Once you reach wolf form, the first level gets a lot easier. The fabulously awesome-looking first boss can be super tough, but he is beatable. Strangely, the second level proves far easier than the first… Until the eyeball boss shows up. Old Lots-of-Eyes has always been a cheap boss, but he appears to be undefeatable in the Turbografx game. Even with save states, I could never manage to avoid taking damage from his attacks long enough to kill him. As far as I’m concerned, this game only has two levels, since the developers clearly did not intend for players to experience anything beyond that.

Altered Beast PC Engine Game Over

You'll see this a lot in the PC Engine Hu-Card game.

Interestingly, there are two versions of Altered Beast for the PC Engine. We’ve been discussing the Hu-Card version (basically a cartridge). But NEC also published a CD version. Oddly, the CD game required the Super System Card version 1.0, a rare BIOS card that never reached America. Although PC Engine CDs aren’t region locked, the CD game simply fails to load anything beyond the middle of the first level when played on a Turbo Duo due to its obscure BIOS requirement. The CD version adds an all-new (but crappy) intro, the arcade version’s voice samples, and an easier difficulty setting. Sadly and for reasons no mortal man can comprehend, it lacks the Hu-Card’s 2-player co-op.

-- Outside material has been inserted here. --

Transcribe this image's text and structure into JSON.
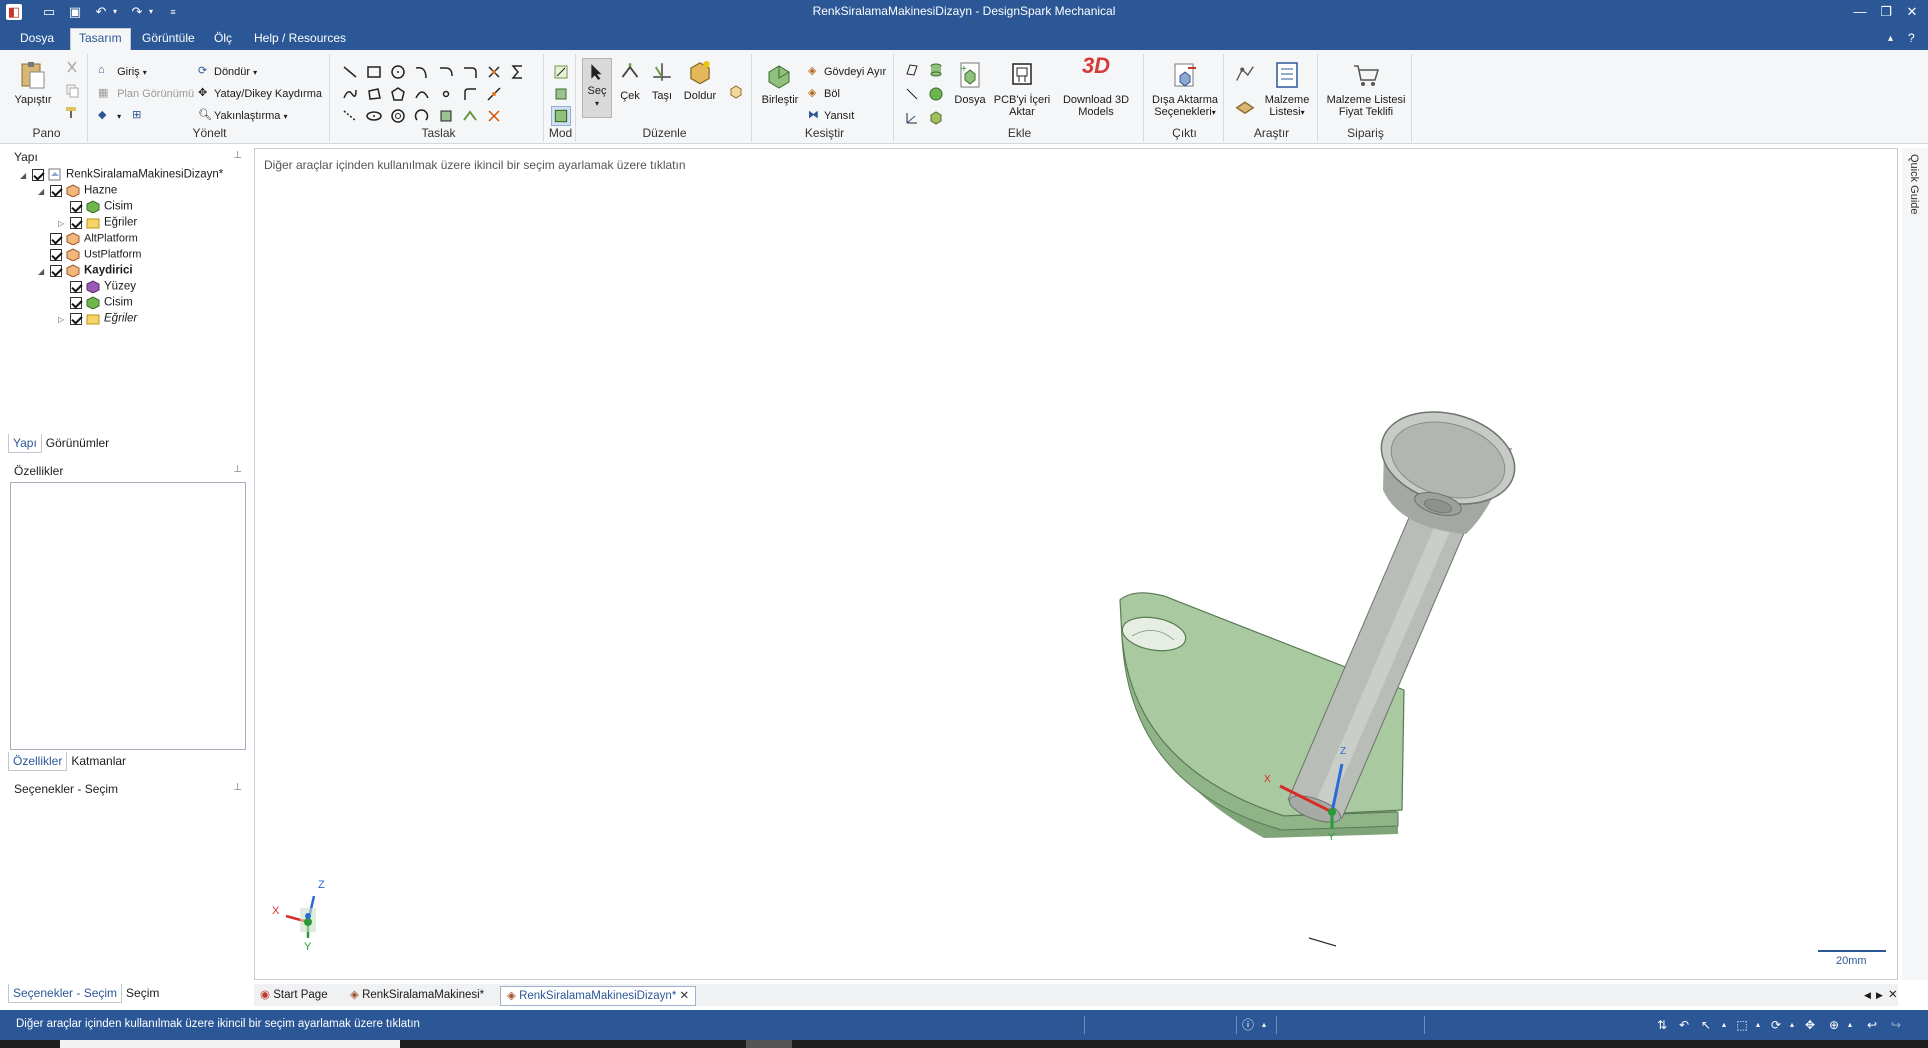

Clearly, neither PC Engine/Turbografx version of Altered Beast is a co-op classic. Turbo fans have a choice of an impossibly hard 2-player experience or a reasonably difficult single-player game. Neither route stacks up to the Sega Genesis port or the arcade-perfect XBLA version, but they’re interesting takes nonetheless. Give the Hu-Card version a try through the magic of emulation and see how your beast battling skills stack up!

Language barrier: None. The Hu-Card version has no Japanese text other than the main title.

Difficulty to import: The Hu-Card game is playable in American Turbografx-16 and Turbo Duo systems using a hard-to-find adapter peripheral or by performing a region switch hardware modification.

The easier route is of course to play on an emulator like Ootake. Check out this guide for full instructions. Keep in mind the game ROM is listed by its Japanese title: Juuoki. You can even grab a Super System Card version 1.0 ROM if you’re dying to play the CD version.